DeepSeek V3 Technical Report

DeepSeek is an open source LLM specializing in reasoning tasks through RL.

Understanding LLM Inference

Decoder-only LLMs like GPT-3 have two phases:

  1. Prefill phase (prompt processing)
    1. Compute the intermediate states for every input token
    2. Each new token depends on all previous tokens
    3. Matrix-matrix multiplication, very computation bound
  2. Decode phase (token generation)
    1. Generates output tokens one at a time until stopping criteria is met
    2. Takes the last generated token and computes its query vector from Key-Value cache
    3. Matrix-vector operations, very memory-bound

Existing Challenges

How can we manage a KV cache effectively?

Attention models need to store key-value vectors for each input token, a KV cache can turn Matrix-matrix multiply into matrix-vector multiply, but becomes very large as more tokens get added.

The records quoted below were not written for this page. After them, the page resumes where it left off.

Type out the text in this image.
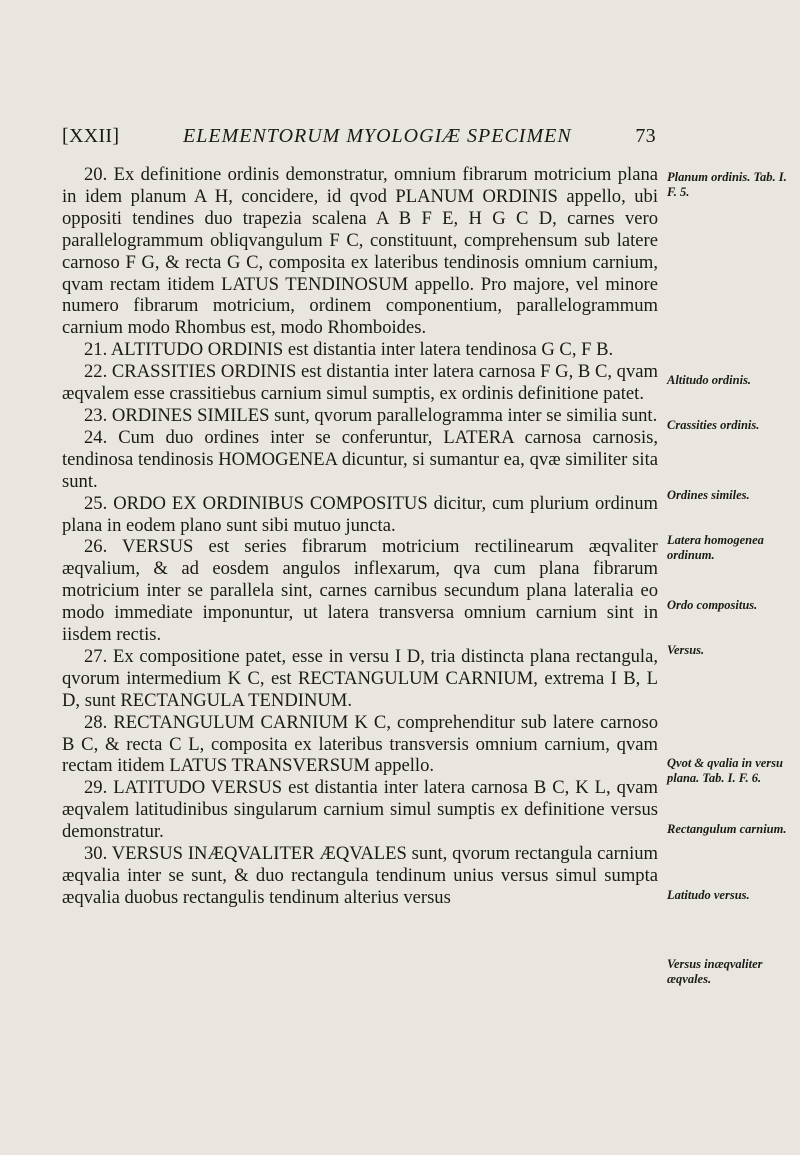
[XXII]	ELEMENTORUM MYOLOGIÆ SPECIMEN	73

20. Ex definitione ordinis demonstratur, omnium fibrarum motricium plana in idem planum A H, concidere, id qvod PLANUM ORDINIS appello, ubi oppositi tendines duo trapezia scalena A B F E, H G C D, carnes vero parallelogrammum obliqvangulum F C, constituunt, comprehensum sub latere carnoso F G, & recta G C, composita ex lateribus tendinosis omnium carnium, qvam rectam itidem LATUS TENDINOSUM appello. Pro majore, vel minore numero fibrarum motricium, ordinem componentium, parallelogrammum carnium modo Rhombus est, modo Rhomboides.

21. ALTITUDO ORDINIS est distantia inter latera tendinosa G C, F B.

22. CRASSITIES ORDINIS est distantia inter latera carnosa F G, B C, qvam æqvalem esse crassitiebus carnium simul sumptis, ex ordinis definitione patet.

23. ORDINES SIMILES sunt, qvorum parallelogramma inter se similia sunt.

24. Cum duo ordines inter se conferuntur, LATERA carnosa carnosis, tendinosa tendinosis HOMOGENEA dicuntur, si sumantur ea, qvæ similiter sita sunt.

25. ORDO EX ORDINIBUS COMPOSITUS dicitur, cum plurium ordinum plana in eodem plano sunt sibi mutuo juncta.

26. VERSUS est series fibrarum motricium rectilinearum æqvaliter æqvalium, & ad eosdem angulos inflexarum, qva cum plana fibrarum motricium inter se parallela sint, carnes carnibus secundum plana lateralia eo modo immediate imponuntur, ut latera transversa omnium carnium sint in iisdem rectis.

27. Ex compositione patet, esse in versu I D, tria distincta plana rectangula, qvorum intermedium K C, est RECTANGULUM CARNIUM, extrema I B, L D, sunt RECTANGULA TENDINUM.

28. RECTANGULUM CARNIUM K C, comprehenditur sub latere carnoso B C, & recta C L, composita ex lateribus transversis omnium carnium, qvam rectam itidem LATUS TRANSVERSUM appello.

29. LATITUDO VERSUS est distantia inter latera carnosa B C, K L, qvam æqvalem latitudinibus singularum carnium simul sumptis ex definitione versus demonstratur.

30. VERSUS INÆQVALITER ÆQVALES sunt, qvorum rectangula carnium æqvalia inter se sunt, & duo rectangula tendinum unius versus simul sumpta æqvalia duobus rectangulis tendinum alterius versus

Planum ordinis. Tab. I. F. 5.

Altitudo ordinis.

Crassities ordinis.

Ordines similes.

Latera homogenea ordinum.

Ordo compositus.

Versus.

Qvot & qvalia in versu plana. Tab. I. F. 6.

Rectangulum carnium.

Latitudo versus.

Versus inæqvaliter æqvales.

DeepSeek’s Solution: Multi-Head Latent Attention

DeepSeek creates a compressed representation to store in the KV cache and uses a projection to bring that memory back when it is needed.

Parallelism in Training

There are different types of parallelism:

  • Pipeline parallelism: partition layers of the model across GPUs, so each GPU only holds a fraction of the parameters which is less memory overhead for each GPU
    • The issue with this is that some layers may be dependent on previous outputs of activation, gradients, etc.
    • To solve, you have to bubble.
  • Mixture-of-Experts (Expert) Parallelism: only a fraction of the network is used to compute the output for any one input. Each GPU hosts “experts” of which only a subset will be activated during compute
    • The issue with this is that there is communication overhead between GPUs and gathering output from the GPUs at the end
  • DualPipe: pipelined parallelism solution to address communication overhead, reducing bubble time. The idea is to do communication while doing computations that are unrelated (e.g. Dispatching for a forward task while training for a backward task).
    • Used in DeepSeek V3, the communication-computation-time ratio is 1:1, and under DualPipe, they claim there is near-zero communication overhead.

Efficient All-to-All Communication

Every GPU needs to send data to every other GPU, so they need to do GPUs → Nodes → Data Center Network. Between GPUs, this can be quick with NVIDIA NVLink (160 GB/s), but between servers it’s slower with InfiniBand (50 GB/s). As a result, they used NVLink forwarding across nodes and servers.

Routing to Experts

Since we now have experts, we can use them for specific tokens to be able to get the best results. There is a routing algorithm placed in front of the experts that dynamically choosing an expert. The problem with this is that its possible that certain experts rarely get picked so they can be left undertrained. The solution is to introduce a bias term that can be used to make sure that the top- model does not necessarily deterministically pull the top.

Microsoft DeepSpeed

Meant to improve performance for Deep-learning pipelines.

Background

Training and running Large Language Models (LLMs) runs into a few key problems: high latency, throughput scaling, model size, large overhead with many GPUs.

DeepSpeed introduces two fixes: the DeepSpeed Transformer and ZeRO-Inference (inference-time scaling technique).

Why Fast Inferences?

Faster response times for users, higher throughput, no data dependences, lower computation cost. Scaling parameters can also be done.

Eliminating Kernel Invocation Overhead

CUDA graph — data flows between the results of each GPU, there is a lot of overhead. We can use something called stream capture where you run all the kernels into a CUDA graph and then at each timestep you invoke the entire graph. This is vertical splitting of model cores.

Tensor parallelism — allows you to split the model cores horizontally across GPUs, but this means you have to combine results from multiple GPUs.

ZeRO-Inference

Load and support larger models using DRAM, NVMe memories. Higher throughput but high latency per PCIe (?) — the solution is to limit GPU memory usage so we have larger batch sizes.

Compute dominates latency of fetching weights for a larger batch size, so the efficiency is improved.

More Optimizations

Parallelism Coordinated Communication (PCC).

Replace sparse tensors with dense representation.

Prefetching Cache and other data.

Multi-GPU PCIe Bandwidth Utilization.